Because this is a reading about all of us, and the events of this week have been a warning to all of us. Usually we are able to keep our shadows hidden, even if they slowly corrode our souls. But on occasion they multiply in force. We are all Legion.
Jesus confronts the man and asks the name of the demons. And it is once these demons are named that they can be dealt with. Legion is named and Jesus casts out the many demons. The man is freed from what binds him, what dehumanises him, what leaves him naked and vulnerable and living among the tombs: he is found clothed and in his right mind, sitting at the feet of Jesus.
It seems to me that there is a very fluid line between dehumanised and dehumanising, and relating this story to the events of this week, I’m not entirely sure who sits where. Perhaps to leap to conclusions may be too simple and glib and to join in the shrill and angry voices calling for vengeance. But we can very easily fail to recognise our own capacity for violence, our own demons. We too are Legion.
We all have our own prejudices and resentments and fearfulness. The ways we dehumanise people are many, individually and politically and indeed we’ve seen some of this of this this week. We see it in the dehumanisation of refugees; of gay and lesbian people; of those with mental illness; of those who are disabled; those who are elderly, homeless; criminals; all who are different from us, who challenge our comfortable status quo and stretch our understanding of what it is to be a neighbour. Whatever our demons are, their mechanism is always one of threat and violence. And we may ask as Christians how can we stand in non-violent witness and resistance, how can we stand firm to our faith that God can defeat and re-order the most disordered powers that afflict individuals and communities. However warped and fallen these powers are, they are ultimately redeemable by God.

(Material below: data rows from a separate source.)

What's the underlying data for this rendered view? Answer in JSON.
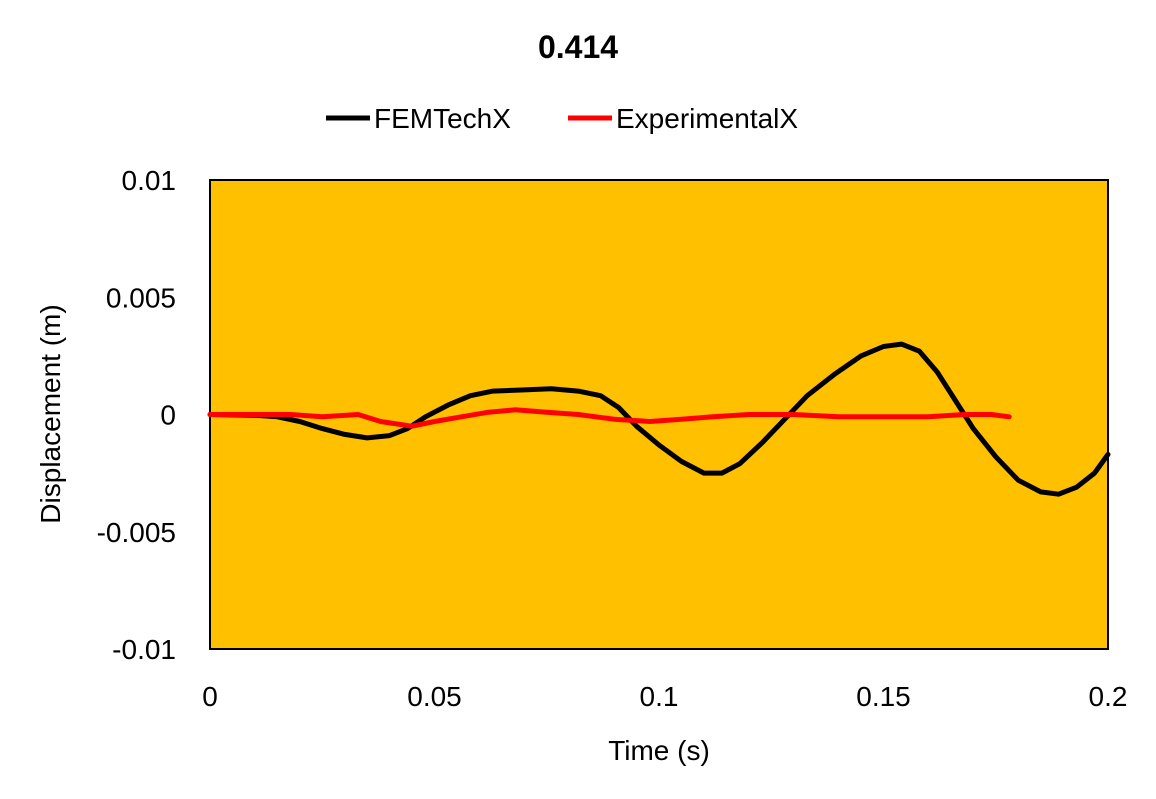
{
  "chart_data": {
    "type": "line",
    "title": "0.414",
    "xlabel": "Time (s)",
    "ylabel": "Displacement (m)",
    "xlim": [
      0,
      0.2
    ],
    "ylim": [
      -0.01,
      0.01
    ],
    "xticks": [
      0,
      0.05,
      0.1,
      0.15,
      0.2
    ],
    "xtick_labels": [
      "0",
      "0.05",
      "0.1",
      "0.15",
      "0.2"
    ],
    "yticks": [
      0.01,
      0.005,
      0,
      -0.005,
      -0.01
    ],
    "ytick_labels": [
      "0.01",
      "0.005",
      "0",
      "-0.005",
      "-0.01"
    ],
    "grid": false,
    "legend_position": "top",
    "plot_background": "#FFC000",
    "series": [
      {
        "name": "FEMTechX",
        "color": "#000000",
        "points": [
          [
            0,
            0
          ],
          [
            0.01,
            -3e-05
          ],
          [
            0.015,
            -0.0001
          ],
          [
            0.02,
            -0.0003
          ],
          [
            0.025,
            -0.0006
          ],
          [
            0.03,
            -0.00085
          ],
          [
            0.035,
            -0.001
          ],
          [
            0.04,
            -0.0009
          ],
          [
            0.044,
            -0.0006
          ],
          [
            0.048,
            -0.0001
          ],
          [
            0.053,
            0.0004
          ],
          [
            0.058,
            0.0008
          ],
          [
            0.063,
            0.001
          ],
          [
            0.07,
            0.00105
          ],
          [
            0.076,
            0.0011
          ],
          [
            0.082,
            0.001
          ],
          [
            0.087,
            0.0008
          ],
          [
            0.091,
            0.0003
          ],
          [
            0.095,
            -0.0005
          ],
          [
            0.1,
            -0.0013
          ],
          [
            0.105,
            -0.002
          ],
          [
            0.11,
            -0.0025
          ],
          [
            0.114,
            -0.0025
          ],
          [
            0.118,
            -0.0021
          ],
          [
            0.123,
            -0.0012
          ],
          [
            0.128,
            -0.0002
          ],
          [
            0.133,
            0.0008
          ],
          [
            0.139,
            0.0017
          ],
          [
            0.145,
            0.0025
          ],
          [
            0.15,
            0.0029
          ],
          [
            0.154,
            0.003
          ],
          [
            0.158,
            0.0027
          ],
          [
            0.162,
            0.0018
          ],
          [
            0.166,
            0.0006
          ],
          [
            0.17,
            -0.0006
          ],
          [
            0.175,
            -0.0018
          ],
          [
            0.18,
            -0.0028
          ],
          [
            0.185,
            -0.0033
          ],
          [
            0.189,
            -0.0034
          ],
          [
            0.193,
            -0.0031
          ],
          [
            0.197,
            -0.0025
          ],
          [
            0.2,
            -0.0017
          ]
        ]
      },
      {
        "name": "ExperimentalX",
        "color": "#FF0000",
        "points": [
          [
            0,
            0
          ],
          [
            0.01,
            0
          ],
          [
            0.018,
            0
          ],
          [
            0.025,
            -0.0001
          ],
          [
            0.033,
            0
          ],
          [
            0.038,
            -0.0003
          ],
          [
            0.045,
            -0.0005
          ],
          [
            0.05,
            -0.0003
          ],
          [
            0.056,
            -0.0001
          ],
          [
            0.062,
            0.0001
          ],
          [
            0.068,
            0.0002
          ],
          [
            0.075,
            0.0001
          ],
          [
            0.082,
            0
          ],
          [
            0.09,
            -0.0002
          ],
          [
            0.098,
            -0.0003
          ],
          [
            0.105,
            -0.0002
          ],
          [
            0.112,
            -0.0001
          ],
          [
            0.12,
            0
          ],
          [
            0.13,
            0
          ],
          [
            0.14,
            -0.0001
          ],
          [
            0.15,
            -0.0001
          ],
          [
            0.16,
            -0.0001
          ],
          [
            0.168,
            0
          ],
          [
            0.174,
            0
          ],
          [
            0.178,
            -0.0001
          ]
        ]
      }
    ]
  }
}
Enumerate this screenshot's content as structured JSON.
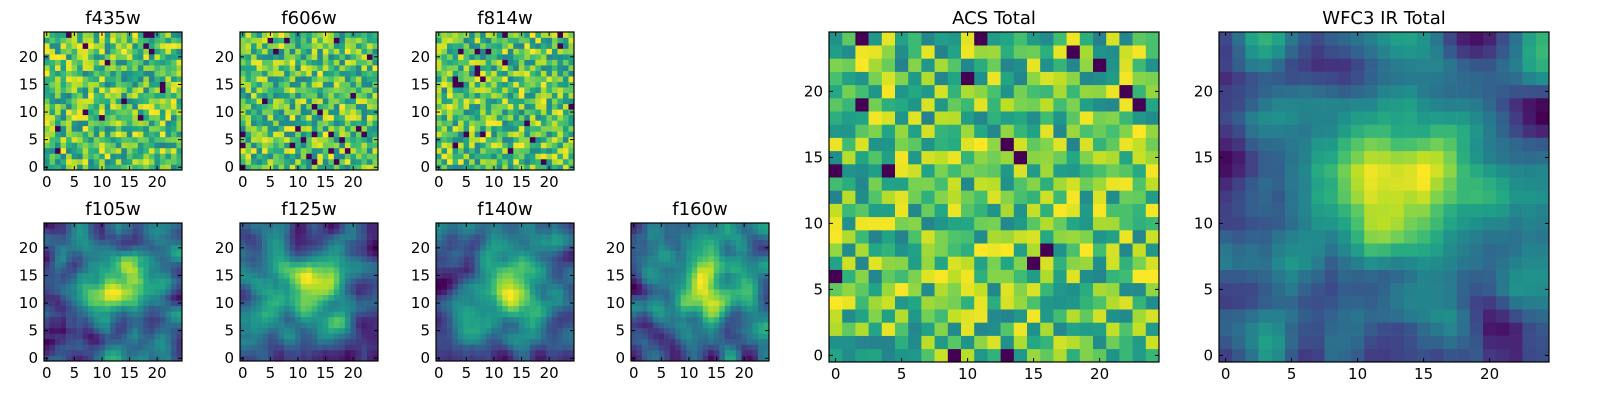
{
  "chart_data": [
    {
      "type": "heatmap",
      "title": "f435w",
      "xticks": [
        "0",
        "5",
        "10",
        "15",
        "20"
      ],
      "yticks": [
        "0",
        "5",
        "10",
        "15",
        "20"
      ],
      "xlim": [
        -0.5,
        24.5
      ],
      "ylim": [
        -0.5,
        24.5
      ],
      "grid": false,
      "grid_size": [
        25,
        25
      ],
      "colormap": "viridis",
      "pattern": "noise",
      "seed": 11
    },
    {
      "type": "heatmap",
      "title": "f606w",
      "xticks": [
        "0",
        "5",
        "10",
        "15",
        "20"
      ],
      "yticks": [
        "0",
        "5",
        "10",
        "15",
        "20"
      ],
      "xlim": [
        -0.5,
        24.5
      ],
      "ylim": [
        -0.5,
        24.5
      ],
      "grid": false,
      "grid_size": [
        25,
        25
      ],
      "colormap": "viridis",
      "pattern": "noise",
      "seed": 23
    },
    {
      "type": "heatmap",
      "title": "f814w",
      "xticks": [
        "0",
        "5",
        "10",
        "15",
        "20"
      ],
      "yticks": [
        "0",
        "5",
        "10",
        "15",
        "20"
      ],
      "xlim": [
        -0.5,
        24.5
      ],
      "ylim": [
        -0.5,
        24.5
      ],
      "grid": false,
      "grid_size": [
        25,
        25
      ],
      "colormap": "viridis",
      "pattern": "noise",
      "seed": 37
    },
    {
      "type": "heatmap",
      "title": "f105w",
      "xticks": [
        "0",
        "5",
        "10",
        "15",
        "20"
      ],
      "yticks": [
        "0",
        "5",
        "10",
        "15",
        "20"
      ],
      "xlim": [
        -0.5,
        24.5
      ],
      "ylim": [
        -0.5,
        24.5
      ],
      "grid": false,
      "grid_size": [
        25,
        25
      ],
      "colormap": "viridis",
      "pattern": "smooth",
      "seed": 41
    },
    {
      "type": "heatmap",
      "title": "f125w",
      "xticks": [
        "0",
        "5",
        "10",
        "15",
        "20"
      ],
      "yticks": [
        "0",
        "5",
        "10",
        "15",
        "20"
      ],
      "xlim": [
        -0.5,
        24.5
      ],
      "ylim": [
        -0.5,
        24.5
      ],
      "grid": false,
      "grid_size": [
        25,
        25
      ],
      "colormap": "viridis",
      "pattern": "smooth",
      "seed": 53
    },
    {
      "type": "heatmap",
      "title": "f140w",
      "xticks": [
        "0",
        "5",
        "10",
        "15",
        "20"
      ],
      "yticks": [
        "0",
        "5",
        "10",
        "15",
        "20"
      ],
      "xlim": [
        -0.5,
        24.5
      ],
      "ylim": [
        -0.5,
        24.5
      ],
      "grid": false,
      "grid_size": [
        25,
        25
      ],
      "colormap": "viridis",
      "pattern": "smooth",
      "seed": 67
    },
    {
      "type": "heatmap",
      "title": "f160w",
      "xticks": [
        "0",
        "5",
        "10",
        "15",
        "20"
      ],
      "yticks": [
        "0",
        "5",
        "10",
        "15",
        "20"
      ],
      "xlim": [
        -0.5,
        24.5
      ],
      "ylim": [
        -0.5,
        24.5
      ],
      "grid": false,
      "grid_size": [
        25,
        25
      ],
      "colormap": "viridis",
      "pattern": "smooth",
      "seed": 79
    },
    {
      "type": "heatmap",
      "title": "ACS Total",
      "xticks": [
        "0",
        "5",
        "10",
        "15",
        "20"
      ],
      "yticks": [
        "0",
        "5",
        "10",
        "15",
        "20"
      ],
      "xlim": [
        -0.5,
        24.5
      ],
      "ylim": [
        -0.5,
        24.5
      ],
      "grid": false,
      "grid_size": [
        25,
        25
      ],
      "colormap": "viridis",
      "pattern": "noise",
      "seed": 97
    },
    {
      "type": "heatmap",
      "title": "WFC3 IR Total",
      "xticks": [
        "0",
        "5",
        "10",
        "15",
        "20"
      ],
      "yticks": [
        "0",
        "5",
        "10",
        "15",
        "20"
      ],
      "xlim": [
        -0.5,
        24.5
      ],
      "ylim": [
        -0.5,
        24.5
      ],
      "grid": false,
      "grid_size": [
        25,
        25
      ],
      "colormap": "viridis",
      "pattern": "smooth",
      "seed": 113
    }
  ],
  "colors": {
    "frame": "#000000",
    "background": "#ffffff"
  }
}
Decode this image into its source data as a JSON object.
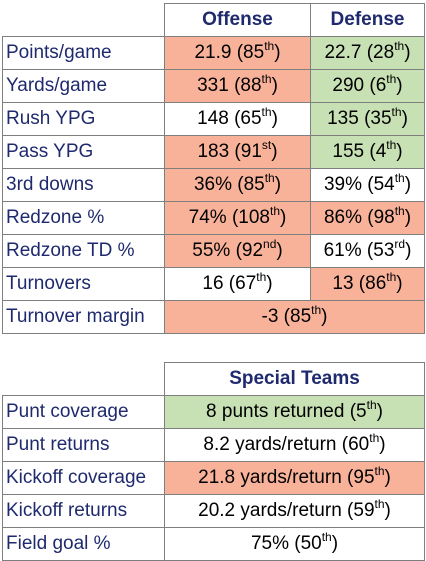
{
  "colors": {
    "orange": "#f9b29a",
    "green": "#c7e0b4",
    "white": "#ffffff",
    "label_text": "#1f2a6e"
  },
  "stats": {
    "headers": {
      "offense": "Offense",
      "defense": "Defense"
    },
    "rows": [
      {
        "label": "Points/game",
        "offense": {
          "value": "21.9",
          "rank": "85",
          "suffix": "th",
          "color": "#f9b29a"
        },
        "defense": {
          "value": "22.7",
          "rank": "28",
          "suffix": "th",
          "color": "#c7e0b4"
        }
      },
      {
        "label": "Yards/game",
        "offense": {
          "value": "331",
          "rank": "88",
          "suffix": "th",
          "color": "#f9b29a"
        },
        "defense": {
          "value": "290",
          "rank": "6",
          "suffix": "th",
          "color": "#c7e0b4"
        }
      },
      {
        "label": "Rush YPG",
        "offense": {
          "value": "148",
          "rank": "65",
          "suffix": "th",
          "color": "#ffffff"
        },
        "defense": {
          "value": "135",
          "rank": "35",
          "suffix": "th",
          "color": "#c7e0b4"
        }
      },
      {
        "label": "Pass YPG",
        "offense": {
          "value": "183",
          "rank": "91",
          "suffix": "st",
          "color": "#f9b29a"
        },
        "defense": {
          "value": "155",
          "rank": "4",
          "suffix": "th",
          "color": "#c7e0b4"
        }
      },
      {
        "label": "3rd downs",
        "offense": {
          "value": "36%",
          "rank": "85",
          "suffix": "th",
          "color": "#f9b29a"
        },
        "defense": {
          "value": "39%",
          "rank": "54",
          "suffix": "th",
          "color": "#ffffff"
        }
      },
      {
        "label": "Redzone %",
        "offense": {
          "value": "74%",
          "rank": "108",
          "suffix": "th",
          "color": "#f9b29a"
        },
        "defense": {
          "value": "86%",
          "rank": "98",
          "suffix": "th",
          "color": "#f9b29a"
        }
      },
      {
        "label": "Redzone TD %",
        "offense": {
          "value": "55%",
          "rank": "92",
          "suffix": "nd",
          "color": "#f9b29a"
        },
        "defense": {
          "value": "61%",
          "rank": "53",
          "suffix": "rd",
          "color": "#ffffff"
        }
      },
      {
        "label": "Turnovers",
        "offense": {
          "value": "16",
          "rank": "67",
          "suffix": "th",
          "color": "#ffffff"
        },
        "defense": {
          "value": "13",
          "rank": "86",
          "suffix": "th",
          "color": "#f9b29a"
        }
      }
    ],
    "margin_row": {
      "label": "Turnover margin",
      "value": "-3",
      "rank": "85",
      "suffix": "th",
      "color": "#f9b29a"
    }
  },
  "special": {
    "header": "Special Teams",
    "rows": [
      {
        "label": "Punt coverage",
        "value": "8 punts returned",
        "rank": "5",
        "suffix": "th",
        "color": "#c7e0b4"
      },
      {
        "label": "Punt returns",
        "value": "8.2 yards/return",
        "rank": "60",
        "suffix": "th",
        "color": "#ffffff"
      },
      {
        "label": "Kickoff coverage",
        "value": "21.8 yards/return",
        "rank": "95",
        "suffix": "th",
        "color": "#f9b29a"
      },
      {
        "label": "Kickoff returns",
        "value": "20.2 yards/return",
        "rank": "59",
        "suffix": "th",
        "color": "#ffffff"
      },
      {
        "label": "Field goal %",
        "value": "75%",
        "rank": "50",
        "suffix": "th",
        "color": "#ffffff"
      }
    ]
  }
}
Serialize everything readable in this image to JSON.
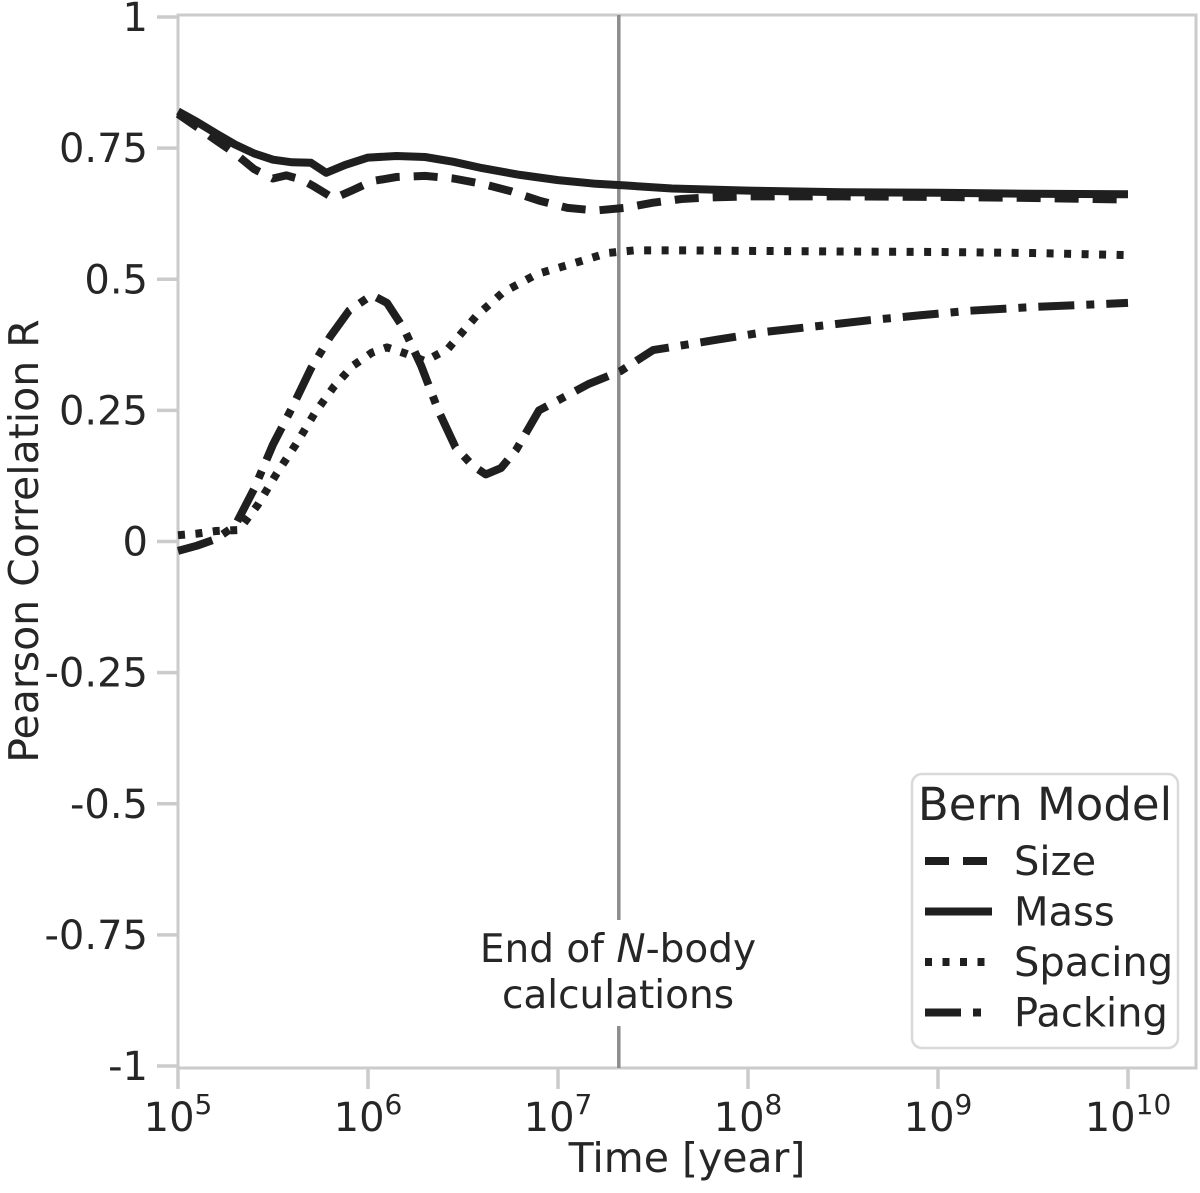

When the man sees Jesus he falls down before him and shouts at the top of his voice ‘What have you to do with me, Jesus Son of the most High God?’ The man knows that Jesus is nothing like him and yet something within the man can still recognise Jesus, the one who can offer peace and salvation, the one who is whole, complete and holy.
We can only ever recognise that which we already know. Despite the presence of legion, and despite all the shadows that we ourselves carry, all the angers and the violence of which we are capable, this man was never completely lost or destroyed and neither are we. Jesus can offer an image of who we truly are, Jesus can reveal the beauty of our creation, and however fragmented and distorted our lives have become, however lost and shattered and dehumanised and humiliating our identities seem to be, there is always the possibility of redemption.
We are Legion. But for every story of Legion there is the possibility of another story. If we can name our demons, those things that dehumanise us and inspire us to dehumanise others, they can be redeemed, and there is another story of how our lives can be put back together, how we can be given back ourselves, how we can be made whole, how we can sit at the feet of Jesus, fully clothed and in our right minds.
We are Legion. But that’s not the end of the story. The demons don’t have to have the final word. Return to your home and tell how much God has done for you. That’s the story of our lives that Jesus wants to be told.